Die von Papst Franziskus in diesem Zusammenhang oft geäußerte Sorge über den "Klerikalismus" in der katholischen Kirche teile er, betonte der Generalobere. Nicht die Priester selbst seien dabei das Problem, "sondern dass man etwas als Priestersein versteht, was in Wahrheit nichts damit zu tun haben darf: Die Vorstellung, es bedeute vor allem, bedient zu werden und Macht über andere zu haben". Der Salesianerorden vertrete laut Fernandez ein davon gegensätzliches Priesterbild, wie auch seine eigene Vorstellung von Kirche eine andere sei: Es müsse darum gehen, "mehr Volk Gottes zu sein mit allen Diensten, die es gibt - mit der Hilfe auch der Priester, die wir brauchen".
Jugendsynode weiterführen
Hinsichtlich der vatikanischen Jugendsynode vom vergangenen Oktober erklärte der Generalobere, er erwarte mit großer Vorfreude das für Ende März angekündigte Papstschreiben zum Thema Jugend. Bereits das bei diesem Treffen erstellte Schlussdokument sei jedoch ein "Juwel" und äußerst hilfreich auch für die Salesianergemeinschaft: Beim siebenwöchigen 28. Generalkapitel des Ordens im Frühjahr 2020 in Turin werde dieser Text die Arbeitsgrundlage darstellen. Schon jetzt sei absehbar, dass es dabei dem Orden um "den vorrangigen Einsatz für die ärmsten Kinder und Jugendlichen, die Verteidigung der Menschenrechte dieser Kinder und die Zusammenarbeit mit den Laien" gehen wird.
Mit hohen Erwartungen sehe er auch der vatikanischen Amazonassynode im kommenden Oktober entgegen, betonte Don Àngel. Außer einer Bekräftigung des Respekts der Kirche vor Natur und Umwelt müsse es dabei vor allem um die "Stärkung der Rechte der Indigenen und deren Einbindung in die Synode nach dem Vorbild der Jugendsynode" gehen, so sein Wunsch. Die Salesianer und die Don-Bosco-Schwestern könnten dabei viel einbringen: Sie seien im Amazonasgebiet bereits seit 130 Jahren tätig, zudem habe auch der Einsatz auf der Seite der eingeborenen Völker lange Tradition.

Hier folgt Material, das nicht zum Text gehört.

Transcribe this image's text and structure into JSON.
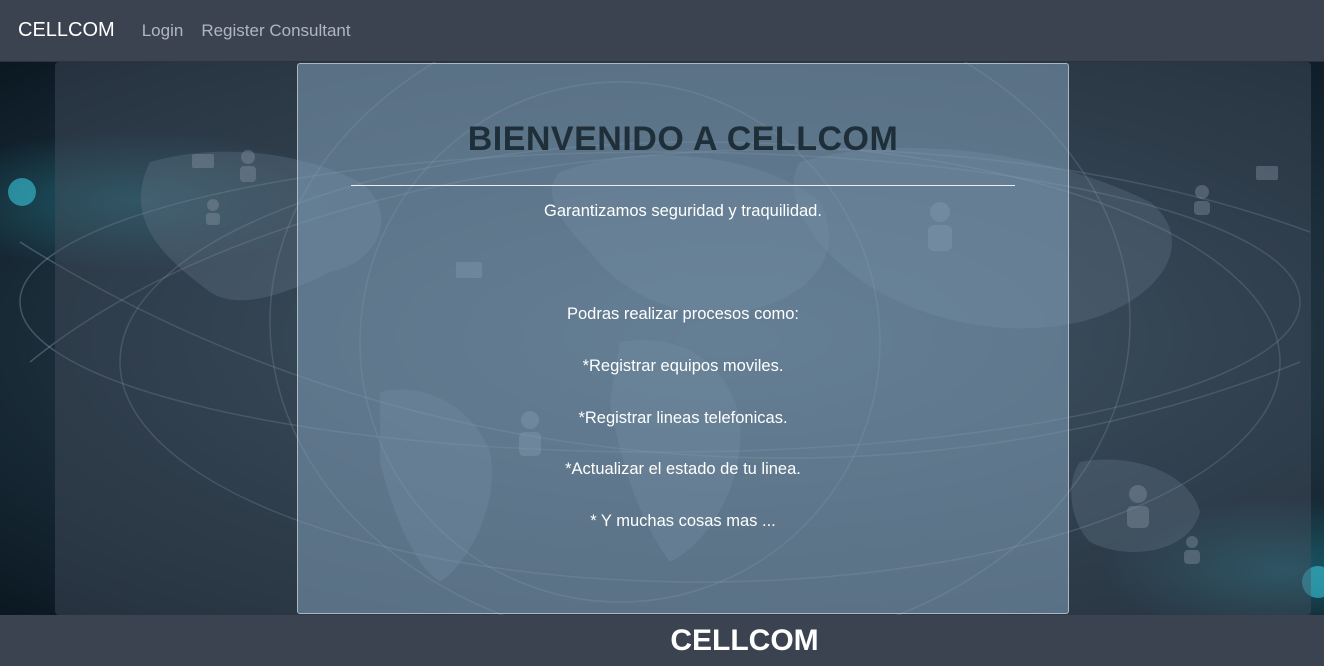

Als "derzeit größte Herausforderung der Menschheit" bezeichnete der Ordensobere die Migration. Wichtig sei jedoch, sich über die mit dem Thema verbundenen Veränderungen nicht zu ängstigen. "Verschiedenheit ist keine Gefahr, und sie als solche darzustellen, ist nicht christlich - bei allem Verständnis für die Bestrebungen Europas, zu einer 'geordneten Migration' zu finden." Ein schnelleres Voranschreiten bei der Aufgabe der Integration sei unabdingbar, könne man doch heute schon absehen, "dass viele der Länder, die Migranten heute besonders kritisch gegenüberstehen, aufgrund des Zusammenbrechens ihrer Sozialsysteme bald sagen werden: Kommt doch zu uns, denn wir haben keine Kinder mehr."
Europas Regierungen müssten dieser Realität ins Auge blicken und zugleich eine Politik verfolgen, "die in den Herkunftsländern die Entwicklung begünstigt statt sie zu verhindern", so P. Fernandez weiter. Am afrikanischen Kontinent müsse dafür die technische Entwicklung intensiv vorangetrieben und ein neuer Umgang mit Rohstoffen gefunden werden, denn "das derzeitige System kann das Armutsproblem nicht überwinden". Jüngere Entwicklungen wie das erneute Aufziehen von innereuropäischen Grenzen verfolgt der Generalobere hingegen mit Sorge, würde damit doch auch schrittweise die "Freiheit der Gedanken" eingeschränkt.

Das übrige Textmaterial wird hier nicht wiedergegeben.